The official news service of the Seventh-day Adventist world church

Remembrance: Soper edited temperance magazine Listen for 30 years

Interviewed first ladies, entertainers and athletes promoting temperate lifestyle

Remembrance: Soper edited temperance magazine Listen for 30 years

Listen magazine Editor Francis A. Soper (right) interviews radio broadcast legend Paul Harvey. Soper also landed interviews with famous entertainers, athletes and U.S. first ladies during his 30 years editing the Adventist Church's temperance magazine. [photo courtesy Ford family]

Francis A. Soper was the longtime editor of Listen magazine, the Seventh-day Adventist Church’s temperance outreach that advocated a drug-free lifestyle for youth and profiled celebrities who promoted the cause.

Soper, who died January 17 at age 93, edited the magazine for 30 years, the longest-serving editor in the magazine’s history. As editor from 1954 to 1984, he interviewed and featured celebrity entertainers and athletes – from singer Johnny Cash to Olympic figure skater Peggy Flemming. He also landed interviews with United States first ladies Betty Ford and Nancy Reagan.

The magazine, which launched in 1948 and ceased publication last year, was the church’s public voice of drug and alcohol prevention in the community and published in an era before cigarette packets carried warning labels. Listen included teaching materials and was used in high school classrooms around the U.S.

As editor, Soper later held the title of Associate Director of what was then known as the Temperance department at the Adventist Church’s world headquarters.

Colleagues described Soper as a gentle personality but firm in his editorial requirements.

“He was iconic editor. Listen was Soper and Soper was Listen,” said Stoy Proctor, former associate director of the Adventist world church’s Health Ministries department. “He was dogged in trying to make it the best magazine.”

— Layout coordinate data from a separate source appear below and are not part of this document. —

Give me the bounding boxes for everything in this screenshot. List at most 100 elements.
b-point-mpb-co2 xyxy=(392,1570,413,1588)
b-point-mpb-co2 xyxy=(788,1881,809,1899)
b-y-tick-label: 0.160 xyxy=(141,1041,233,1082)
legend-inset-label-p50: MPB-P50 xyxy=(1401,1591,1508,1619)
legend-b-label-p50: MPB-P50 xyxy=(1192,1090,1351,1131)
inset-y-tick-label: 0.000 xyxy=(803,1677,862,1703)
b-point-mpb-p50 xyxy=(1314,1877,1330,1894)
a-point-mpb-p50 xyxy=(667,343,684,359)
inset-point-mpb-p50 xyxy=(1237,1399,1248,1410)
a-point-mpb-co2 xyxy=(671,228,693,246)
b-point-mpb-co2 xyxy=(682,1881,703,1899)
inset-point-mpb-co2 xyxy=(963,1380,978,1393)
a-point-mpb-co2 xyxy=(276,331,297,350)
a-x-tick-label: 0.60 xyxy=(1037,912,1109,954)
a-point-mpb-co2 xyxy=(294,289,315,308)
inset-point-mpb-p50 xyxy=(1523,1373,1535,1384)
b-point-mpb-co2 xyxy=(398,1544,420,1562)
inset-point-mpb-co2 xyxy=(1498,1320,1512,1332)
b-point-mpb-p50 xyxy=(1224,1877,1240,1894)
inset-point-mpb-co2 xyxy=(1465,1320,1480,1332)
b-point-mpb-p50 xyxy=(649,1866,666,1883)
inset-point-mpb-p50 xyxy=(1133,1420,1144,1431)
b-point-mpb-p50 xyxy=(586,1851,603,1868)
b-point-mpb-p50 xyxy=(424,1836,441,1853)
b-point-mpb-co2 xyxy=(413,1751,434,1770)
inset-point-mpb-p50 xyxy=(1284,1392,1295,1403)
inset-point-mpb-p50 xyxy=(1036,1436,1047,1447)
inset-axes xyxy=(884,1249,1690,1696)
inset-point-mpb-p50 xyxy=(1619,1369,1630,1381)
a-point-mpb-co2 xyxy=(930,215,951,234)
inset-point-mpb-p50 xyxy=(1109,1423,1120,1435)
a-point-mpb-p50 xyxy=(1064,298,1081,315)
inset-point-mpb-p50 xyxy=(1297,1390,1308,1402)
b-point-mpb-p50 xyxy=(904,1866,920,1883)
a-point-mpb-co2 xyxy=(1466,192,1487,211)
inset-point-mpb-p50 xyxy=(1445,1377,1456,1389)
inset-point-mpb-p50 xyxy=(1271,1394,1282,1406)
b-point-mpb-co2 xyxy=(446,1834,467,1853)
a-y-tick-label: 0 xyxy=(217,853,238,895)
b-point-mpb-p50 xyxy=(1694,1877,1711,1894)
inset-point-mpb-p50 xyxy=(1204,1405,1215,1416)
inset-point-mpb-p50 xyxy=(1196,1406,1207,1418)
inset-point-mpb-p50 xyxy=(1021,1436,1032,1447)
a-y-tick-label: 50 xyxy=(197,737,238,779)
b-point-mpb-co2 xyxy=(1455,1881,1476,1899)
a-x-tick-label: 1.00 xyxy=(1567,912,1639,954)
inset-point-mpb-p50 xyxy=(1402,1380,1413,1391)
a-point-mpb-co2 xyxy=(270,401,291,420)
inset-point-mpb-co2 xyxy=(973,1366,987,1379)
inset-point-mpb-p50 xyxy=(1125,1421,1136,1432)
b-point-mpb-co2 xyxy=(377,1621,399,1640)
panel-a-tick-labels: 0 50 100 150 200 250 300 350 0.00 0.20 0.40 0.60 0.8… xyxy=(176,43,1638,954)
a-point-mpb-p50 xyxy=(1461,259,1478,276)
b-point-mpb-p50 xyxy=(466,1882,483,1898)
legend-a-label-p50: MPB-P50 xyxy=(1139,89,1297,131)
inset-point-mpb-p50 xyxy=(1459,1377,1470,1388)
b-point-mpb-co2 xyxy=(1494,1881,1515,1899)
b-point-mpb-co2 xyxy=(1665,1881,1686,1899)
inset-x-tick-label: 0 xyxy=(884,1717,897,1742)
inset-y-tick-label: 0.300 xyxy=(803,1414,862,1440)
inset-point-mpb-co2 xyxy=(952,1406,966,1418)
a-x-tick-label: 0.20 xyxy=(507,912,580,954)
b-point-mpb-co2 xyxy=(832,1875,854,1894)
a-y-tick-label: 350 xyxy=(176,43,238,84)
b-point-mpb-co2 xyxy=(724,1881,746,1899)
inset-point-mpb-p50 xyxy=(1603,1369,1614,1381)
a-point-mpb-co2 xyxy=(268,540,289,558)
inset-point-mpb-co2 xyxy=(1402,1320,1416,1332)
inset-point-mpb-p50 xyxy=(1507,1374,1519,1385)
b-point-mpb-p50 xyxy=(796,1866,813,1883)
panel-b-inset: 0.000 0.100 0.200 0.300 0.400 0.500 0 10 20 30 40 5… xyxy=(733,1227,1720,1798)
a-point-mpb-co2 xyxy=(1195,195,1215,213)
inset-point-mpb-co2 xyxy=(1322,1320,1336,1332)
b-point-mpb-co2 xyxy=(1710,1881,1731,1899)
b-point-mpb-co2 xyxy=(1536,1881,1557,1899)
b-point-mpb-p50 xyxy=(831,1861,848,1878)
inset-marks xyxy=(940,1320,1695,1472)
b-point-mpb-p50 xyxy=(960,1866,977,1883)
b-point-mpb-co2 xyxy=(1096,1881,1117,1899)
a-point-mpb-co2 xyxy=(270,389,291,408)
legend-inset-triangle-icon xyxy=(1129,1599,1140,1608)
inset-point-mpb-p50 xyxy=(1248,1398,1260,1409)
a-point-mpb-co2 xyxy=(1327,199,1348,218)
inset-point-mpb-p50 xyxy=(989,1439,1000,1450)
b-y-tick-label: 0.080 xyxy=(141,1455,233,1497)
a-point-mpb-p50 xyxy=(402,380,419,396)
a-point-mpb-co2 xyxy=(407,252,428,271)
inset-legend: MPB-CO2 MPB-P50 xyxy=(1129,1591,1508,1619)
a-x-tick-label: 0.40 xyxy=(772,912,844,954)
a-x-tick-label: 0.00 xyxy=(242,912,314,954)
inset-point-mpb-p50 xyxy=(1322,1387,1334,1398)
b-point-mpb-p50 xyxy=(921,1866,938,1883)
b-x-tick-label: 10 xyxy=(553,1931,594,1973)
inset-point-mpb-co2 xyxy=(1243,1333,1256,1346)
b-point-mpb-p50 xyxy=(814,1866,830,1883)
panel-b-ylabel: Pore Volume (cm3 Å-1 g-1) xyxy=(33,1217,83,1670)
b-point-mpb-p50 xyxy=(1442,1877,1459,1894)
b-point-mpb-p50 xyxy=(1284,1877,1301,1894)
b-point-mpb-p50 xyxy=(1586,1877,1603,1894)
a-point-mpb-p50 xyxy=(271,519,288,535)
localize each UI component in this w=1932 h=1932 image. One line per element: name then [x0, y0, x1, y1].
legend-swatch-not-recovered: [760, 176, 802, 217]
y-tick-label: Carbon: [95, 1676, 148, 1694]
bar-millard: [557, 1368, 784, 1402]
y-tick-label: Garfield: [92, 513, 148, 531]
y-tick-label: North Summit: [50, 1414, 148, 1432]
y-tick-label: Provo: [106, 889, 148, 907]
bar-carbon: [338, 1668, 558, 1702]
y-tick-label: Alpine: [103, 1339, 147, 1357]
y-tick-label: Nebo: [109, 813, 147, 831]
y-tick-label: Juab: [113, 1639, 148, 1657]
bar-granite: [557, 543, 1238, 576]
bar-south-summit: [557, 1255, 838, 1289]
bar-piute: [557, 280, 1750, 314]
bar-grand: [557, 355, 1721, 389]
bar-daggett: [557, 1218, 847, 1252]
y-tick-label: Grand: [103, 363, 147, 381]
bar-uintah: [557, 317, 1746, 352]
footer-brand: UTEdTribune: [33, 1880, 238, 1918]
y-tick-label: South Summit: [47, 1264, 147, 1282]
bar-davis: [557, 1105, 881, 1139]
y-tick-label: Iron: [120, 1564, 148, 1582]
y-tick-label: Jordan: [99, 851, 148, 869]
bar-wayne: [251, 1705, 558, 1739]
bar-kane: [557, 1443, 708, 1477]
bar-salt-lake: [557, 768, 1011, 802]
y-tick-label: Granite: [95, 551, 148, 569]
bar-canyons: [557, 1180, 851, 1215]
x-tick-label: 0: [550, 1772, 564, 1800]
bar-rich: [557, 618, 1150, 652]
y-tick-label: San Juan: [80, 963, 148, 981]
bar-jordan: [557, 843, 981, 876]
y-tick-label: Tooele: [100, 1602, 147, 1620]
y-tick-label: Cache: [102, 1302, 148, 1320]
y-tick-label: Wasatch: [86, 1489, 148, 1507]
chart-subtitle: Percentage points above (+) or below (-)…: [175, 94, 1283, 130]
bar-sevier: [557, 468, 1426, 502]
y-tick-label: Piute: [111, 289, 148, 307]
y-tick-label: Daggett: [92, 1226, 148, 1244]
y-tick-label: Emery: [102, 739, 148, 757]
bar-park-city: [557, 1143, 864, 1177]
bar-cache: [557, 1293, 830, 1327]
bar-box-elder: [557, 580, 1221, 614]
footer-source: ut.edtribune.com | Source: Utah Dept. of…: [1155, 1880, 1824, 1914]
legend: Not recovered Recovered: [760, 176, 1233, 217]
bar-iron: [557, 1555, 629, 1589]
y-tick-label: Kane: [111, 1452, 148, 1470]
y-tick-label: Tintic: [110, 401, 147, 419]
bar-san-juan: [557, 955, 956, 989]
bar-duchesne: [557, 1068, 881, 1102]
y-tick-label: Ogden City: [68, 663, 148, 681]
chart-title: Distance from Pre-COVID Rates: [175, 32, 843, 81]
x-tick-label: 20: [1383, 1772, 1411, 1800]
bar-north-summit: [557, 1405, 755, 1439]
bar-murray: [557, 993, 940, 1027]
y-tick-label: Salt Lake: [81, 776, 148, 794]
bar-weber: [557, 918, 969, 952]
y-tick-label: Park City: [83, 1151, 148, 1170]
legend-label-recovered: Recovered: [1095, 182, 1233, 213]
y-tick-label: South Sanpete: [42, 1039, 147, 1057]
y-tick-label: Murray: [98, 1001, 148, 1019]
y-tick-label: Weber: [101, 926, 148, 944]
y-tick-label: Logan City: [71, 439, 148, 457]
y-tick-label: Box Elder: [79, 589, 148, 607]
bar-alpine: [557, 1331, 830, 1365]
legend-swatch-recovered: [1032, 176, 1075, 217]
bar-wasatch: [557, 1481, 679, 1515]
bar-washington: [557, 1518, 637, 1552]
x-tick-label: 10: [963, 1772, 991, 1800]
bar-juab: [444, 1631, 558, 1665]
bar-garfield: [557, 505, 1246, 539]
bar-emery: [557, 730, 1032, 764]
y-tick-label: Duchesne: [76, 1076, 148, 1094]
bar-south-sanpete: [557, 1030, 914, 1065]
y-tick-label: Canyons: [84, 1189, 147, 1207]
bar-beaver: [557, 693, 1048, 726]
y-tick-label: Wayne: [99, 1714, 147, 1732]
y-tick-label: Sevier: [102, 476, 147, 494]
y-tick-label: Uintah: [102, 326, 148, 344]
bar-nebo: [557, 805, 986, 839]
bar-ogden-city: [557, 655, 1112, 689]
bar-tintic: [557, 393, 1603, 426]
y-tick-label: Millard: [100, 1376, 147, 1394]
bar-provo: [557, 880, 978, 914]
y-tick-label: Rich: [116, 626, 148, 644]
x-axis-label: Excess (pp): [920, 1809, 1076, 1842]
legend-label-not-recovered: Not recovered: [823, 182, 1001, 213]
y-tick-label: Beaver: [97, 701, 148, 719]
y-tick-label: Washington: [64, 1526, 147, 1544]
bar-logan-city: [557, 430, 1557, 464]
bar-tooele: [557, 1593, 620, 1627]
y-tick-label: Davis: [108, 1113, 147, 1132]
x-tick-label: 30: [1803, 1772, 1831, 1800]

Soper grew up in Minnesota and graduated from Pacific Union College in Angwin, California. In 1942 he landed a job as a copy editor with the denomination’s Pacific Press Publishing Association, then located in Mountain View, California. He later became an assistant editor of several publications before becoming associate editor of Listen in 1952 and editor two years later.

“He really loved getting to know these professionals in music and sports who made a real effort to be an example to the teenage generation they were performing for,” said his daughter Lois Ford.

Soper was preceded in death by his daughter Lori in 2007 and his wife Eunice in 2009. Survivors include Lois Ford and grandsons Timothy and David Ford.